Separate however many sage leaves you think you need from their stems.
Fill a small saucepan with vegetable oil up to about an inch (two cm) and get it smoking hot.
Dip the leaves individually into the water, then put them gently on a plate.
Sieve over a VERY light sprinkling of flour, and sprinkle over some smoked salt (not too much) and grind over some pepper.
Drop into the hot oil and leave for about twenty seconds to sizzle until crispy and golden.
Pull out gently with tongs and drain on kitchen paper.
Rainbow Chard Salad | Servings: 4 | total time: 30 mins
For the rainbow chard salad
1 pound tender young rainbow chard, stems cut into 2-inch (5-cm) lengths
and leaves left whole
1/2 cup walnut halves, toasted
2 tablespoons granulated sugar
2 tablespoons water
3 ounces chèvre, feta cheese, or Roquefort (optional)
Radish sprouts or chervil sprigs or microgreens, for garnish (optional)
For the dressing
1 large egg yolk
1 tablespoon red wine vinegar
1 tablespoon fresh lemon juice
1 tablespoon Dijon mustard
1/2 garlic clove, chopped
Freshly ground black pepper
3 tablespoons grapeseed oil
3 tablespoons extra-virgin olive oil
Prep the rainbow chard salad
Bring a large pot of salted water to a boil and have a large rimmed baking sheet nearby. Add the chard stems to the boiling water and cook until almost tender but still a touch crisp, up to 3 minutes, depending on the thickness of the stems. Using a slotted spoon, transfer the chard stems to the baking sheet. Add the chard leaves to the boiling water and cook, stirring occasionally, until just barely wilted, 30 to 60 seconds. (If you find it difficult to fit all the leaves into the pot, you can do this in a couple batches.) Transfer the cooked leaves to a large colander, drain, and then lightly press out any water with paper towels. Spread the chard on the prepared baking sheet, pat dry again, and let cool completely. (You can keep the chard at room temperature for up to 4 hours.)
Line a small plate with a piece of parchment paper. In a small skillet set over medium-high heat, stir the walnuts with the sugar and water. Bring the mixture to a simmer and cook, shaking the pan occasionally, until the nuts have caramelized and all the liquid has evaporated, about 4 minutes. Transfer the walnuts to the parchment-lined plate to cool, spreading them in a single layer. Very coarsely chop the nuts. (You can keep the candied walnuts in a resealable container at room temperature for up to 5 days.)
Make the dressing
In a mini food processor or with an immersion blender, puree the egg yolk with the vinegar, lemon juice, mustard, and garlic. Season with a pinch each of salt and pepper. Gradually blend in the grapeseed and olive oils until thick. (You can cover and refrigerate the dressing for up to 4 hours. Shake or whisk the dressing to recombine before using.)

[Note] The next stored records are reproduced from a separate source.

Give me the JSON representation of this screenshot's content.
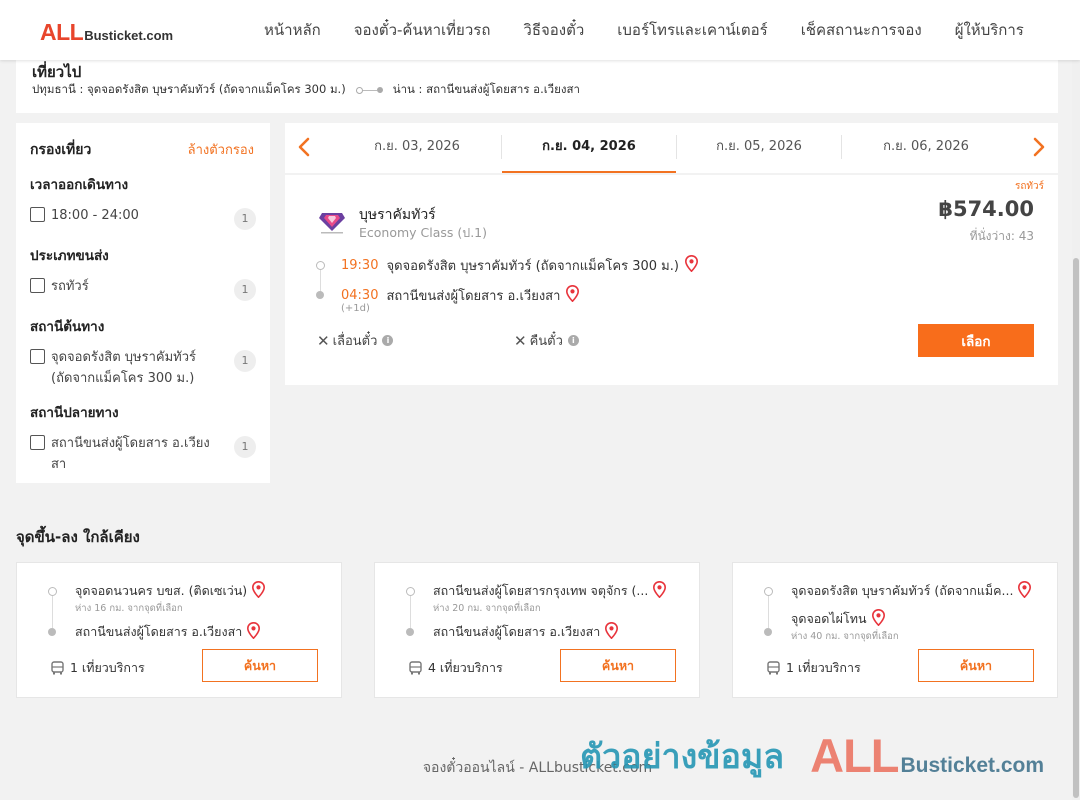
{
  "header": {
    "logo_all": "ALL",
    "logo_rest": "Busticket.com",
    "nav": [
      "หน้าหลัก",
      "จองตั๋ว-ค้นหาเที่ยวรถ",
      "วิธีจองตั๋ว",
      "เบอร์โทรและเคาน์เตอร์",
      "เช็คสถานะการจอง",
      "ผู้ให้บริการ"
    ]
  },
  "trip": {
    "title": "เที่ยวไป",
    "from": "ปทุมธานี : จุดจอดรังสิต บุษราคัมทัวร์ (ถัดจากแม็คโคร 300 ม.)",
    "to": "น่าน : สถานีขนส่งผู้โดยสาร อ.เวียงสา"
  },
  "filter": {
    "title": "กรองเที่ยว",
    "clear": "ล้างตัวกรอง",
    "sections": [
      {
        "title": "เวลาออกเดินทาง",
        "label": "18:00 - 24:00",
        "count": "1"
      },
      {
        "title": "ประเภทขนส่ง",
        "label": "รถทัวร์",
        "count": "1"
      },
      {
        "title": "สถานีต้นทาง",
        "label": "จุดจอดรังสิต บุษราคัมทัวร์ (ถัดจากแม็คโคร 300 ม.)",
        "count": "1"
      },
      {
        "title": "สถานีปลายทาง",
        "label": "สถานีขนส่งผู้โดยสาร อ.เวียงสา",
        "count": "1"
      }
    ]
  },
  "dates": {
    "tabs": [
      "ก.ย. 03, 2026",
      "ก.ย. 04, 2026",
      "ก.ย. 05, 2026",
      "ก.ย. 06, 2026"
    ],
    "active_index": 1
  },
  "result": {
    "badge": "รถทัวร์",
    "operator": "บุษราคัมทัวร์",
    "class": "Economy Class (ป.1)",
    "price": "฿574.00",
    "seats": "ที่นั่งว่าง: 43",
    "depart_time": "19:30",
    "depart_station": "จุดจอดรังสิต บุษราคัมทัวร์ (ถัดจากแม็คโคร 300 ม.)",
    "arrive_time": "04:30",
    "arrive_station": "สถานีขนส่งผู้โดยสาร อ.เวียงสา",
    "plus_day": "(+1d)",
    "change_policy": "เลื่อนตั๋ว",
    "refund_policy": "คืนตั๋ว",
    "select_label": "เลือก"
  },
  "nearby": {
    "title": "จุดขึ้น-ลง ใกล้เคียง",
    "cards": [
      {
        "from": "จุดจอดนวนคร บขส. (ติดเซเว่น)",
        "from_dist": "ห่าง 16 กม. จากจุดที่เลือก",
        "to": "สถานีขนส่งผู้โดยสาร อ.เวียงสา",
        "to_dist": "",
        "count": "1 เที่ยวบริการ",
        "button": "ค้นหา"
      },
      {
        "from": "สถานีขนส่งผู้โดยสารกรุงเทพ จตุจักร (...",
        "from_dist": "ห่าง 20 กม. จากจุดที่เลือก",
        "to": "สถานีขนส่งผู้โดยสาร อ.เวียงสา",
        "to_dist": "",
        "count": "4 เที่ยวบริการ",
        "button": "ค้นหา"
      },
      {
        "from": "จุดจอดรังสิต บุษราคัมทัวร์ (ถัดจากแม็ค...",
        "from_dist": "",
        "to": "จุดจอดไผ่โทน",
        "to_dist": "ห่าง 40 กม. จากจุดที่เลือก",
        "count": "1 เที่ยวบริการ",
        "button": "ค้นหา"
      }
    ]
  },
  "footer": "จองตั๋วออนไลน์ - ALLbusticket.com",
  "watermark": {
    "text": "ตัวอย่างข้อมูล",
    "logo_all": "ALL",
    "logo_rest": "Busticket.com"
  },
  "colors": {
    "accent": "#f27221",
    "button": "#f86d1b",
    "pin": "#e8343c",
    "logo_red": "#e8452c"
  }
}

Assemble the rainbow chard salad
Arrange the chard leaves and stems on plates and dribble the vinaigrette over the top. Garnish with the candied walnuts, and, if using, the cheese and radish sprouts or chervil sprigs or microgreens. Pass the remaining vinaigrette separately. (You can prep the chard and dressing in advance but keep all the components separate until just before serving.)
We wash everything in your bag but we wash them in bulk so some things may need an extra rinse at home.